I can’t move. Can’t breathe. Her words cut deeper than any wound I’ve ever gotten on the battlefield—not because they’re untrue, but because they are. And because she said them with a cold finality that makes my wolf recoil.

She doesn’t stop there. Her chin tilts higher, eyes burning into mine. “I’ve heard about your reputation, Seth. Every woman in this kingdom has.”

It doesn’t surprise me. I’ve never hidden what I am, never denied the string of lovers, the games, the charm. It’s easier than letting anyone get close. Easier than admitting I’m empty inside.

But hearing it from her, my fated mate, is a different kind of pain.

Selene and I have never spoken of our connection before. Never named it. I avoided her from the moment it snapped into place, keptmy distance, hoping silence would kill it. Hoping she would stop looking at me with those eyes that know too much.

But now, she names it.

“I knew you were my fated mate the moment I first saw you,” she says, her voice shaking but steady enough to pierce me. “And I knew, just as quickly, that you didn’t want me.”

The truth lands heavy in my chest, stealing the breath from my lungs. My wolf claws at me, demanding I deny her words, demanding I claim her. But I don’t move. I can’t.

I wait for her to ask the question I’ve dreaded for months: Why don’t you want me?

But she doesn’t ask it.

Instead, her voice hardens, each word deliberate. “I don’t care that you don’t want me. But I’m not going to let you stand in my way. I’ll find someone who does want me. And if that makes me a whore in your eyes, then so be it.”

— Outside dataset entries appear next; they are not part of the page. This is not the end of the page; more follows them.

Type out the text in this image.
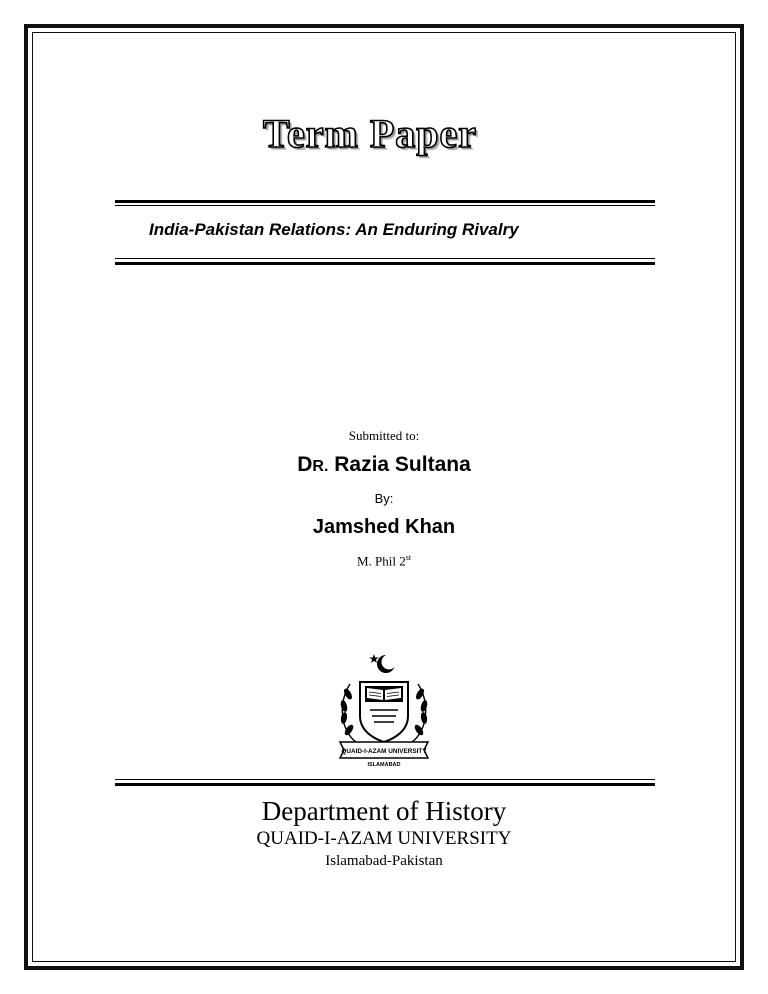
Term Paper
India-Pakistan Relations: An Enduring Rivalry
Submitted to:
DR. Razia Sultana
By:
Jamshed Khan
M. Phil 2st
QUAID-I-AZAM UNIVERSITY
ISLAMABAD
Department of History
QUAID-I-AZAM UNIVERSITY
Islamabad-Pakistan
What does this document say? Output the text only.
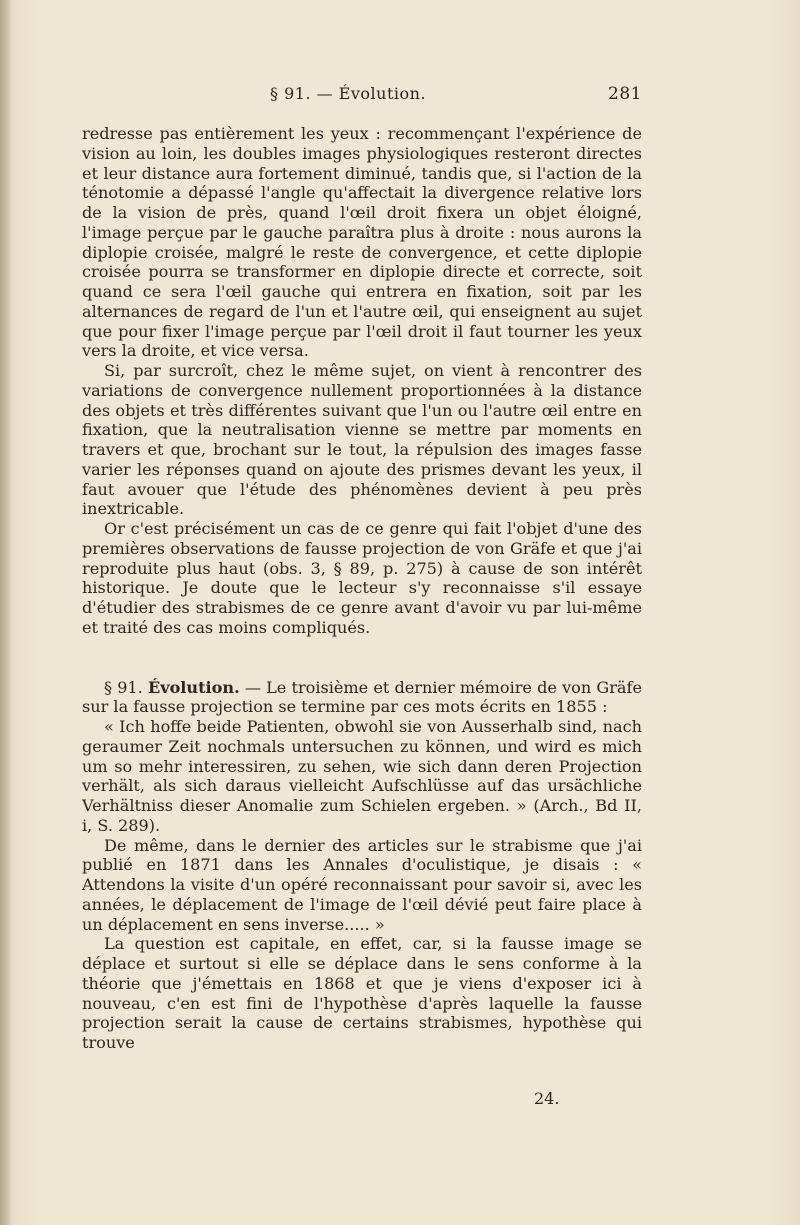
§ 91. — Évolution.	281

redresse pas entièrement les yeux : recommençant l'expérience de vision au loin, les doubles images physiologiques resteront directes et leur distance aura fortement diminué, tandis que, si l'action de la ténotomie a dépassé l'angle qu'affectait la divergence relative lors de la vision de près, quand l'œil droit fixera un objet éloigné, l'image perçue par le gauche paraîtra plus à droite : nous aurons la diplopie croisée, malgré le reste de convergence, et cette diplopie croisée pourra se transformer en diplopie directe et correcte, soit quand ce sera l'œil gauche qui entrera en fixation, soit par les alternances de regard de l'un et l'autre œil, qui enseignent au sujet que pour fixer l'image perçue par l'œil droit il faut tourner les yeux vers la droite, et vice versa.

Si, par surcroît, chez le même sujet, on vient à rencontrer des variations de convergence nullement proportionnées à la distance des objets et très différentes suivant que l'un ou l'autre œil entre en fixation, que la neutralisation vienne se mettre par moments en travers et que, brochant sur le tout, la répulsion des images fasse varier les réponses quand on ajoute des prismes devant les yeux, il faut avouer que l'étude des phénomènes devient à peu près inextricable.

Or c'est précisément un cas de ce genre qui fait l'objet d'une des premières observations de fausse projection de von Gräfe et que j'ai reproduite plus haut (obs. 3, § 89, p. 275) à cause de son intérêt historique. Je doute que le lecteur s'y reconnaisse s'il essaye d'étudier des strabismes de ce genre avant d'avoir vu par lui-même et traité des cas moins compliqués.

§ 91. Évolution. — Le troisième et dernier mémoire de von Gräfe sur la fausse projection se termine par ces mots écrits en 1855 :

« Ich hoffe beide Patienten, obwohl sie von Ausserhalb sind, nach geraumer Zeit nochmals untersuchen zu können, und wird es mich um so mehr interessiren, zu sehen, wie sich dann deren Projection verhält, als sich daraus vielleicht Aufschlüsse auf das ursächliche Verhältniss dieser Anomalie zum Schielen ergeben. » (Arch., Bd II, i, S. 289).

De même, dans le dernier des articles sur le strabisme que j'ai publié en 1871 dans les Annales d'oculistique, je disais : « Attendons la visite d'un opéré reconnaissant pour savoir si, avec les années, le déplacement de l'image de l'œil dévié peut faire place à un déplacement en sens inverse..... »

La question est capitale, en effet, car, si la fausse image se déplace et surtout si elle se déplace dans le sens conforme à la théorie que j'émettais en 1868 et que je viens d'exposer ici à nouveau, c'en est fini de l'hypothèse d'après laquelle la fausse projection serait la cause de certains strabismes, hypothèse qui trouve

24.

I open my mouth, but nothing comes out.

She turns to leave, apparently finished with me. My wolf howls, furious, but it’s my pride that makes me speak.

“You knew,” I bite out, my voice sharp. “All this time, you knew about the bond. Why haven’t you sought me out? Why stay quiet if you were so sure?”

She spins to face me again, shaking her head, cheeks flushed from wine and fury. For a moment, I expect her to falter, to soften, to finally ask me the question that has hung between us since the day we met.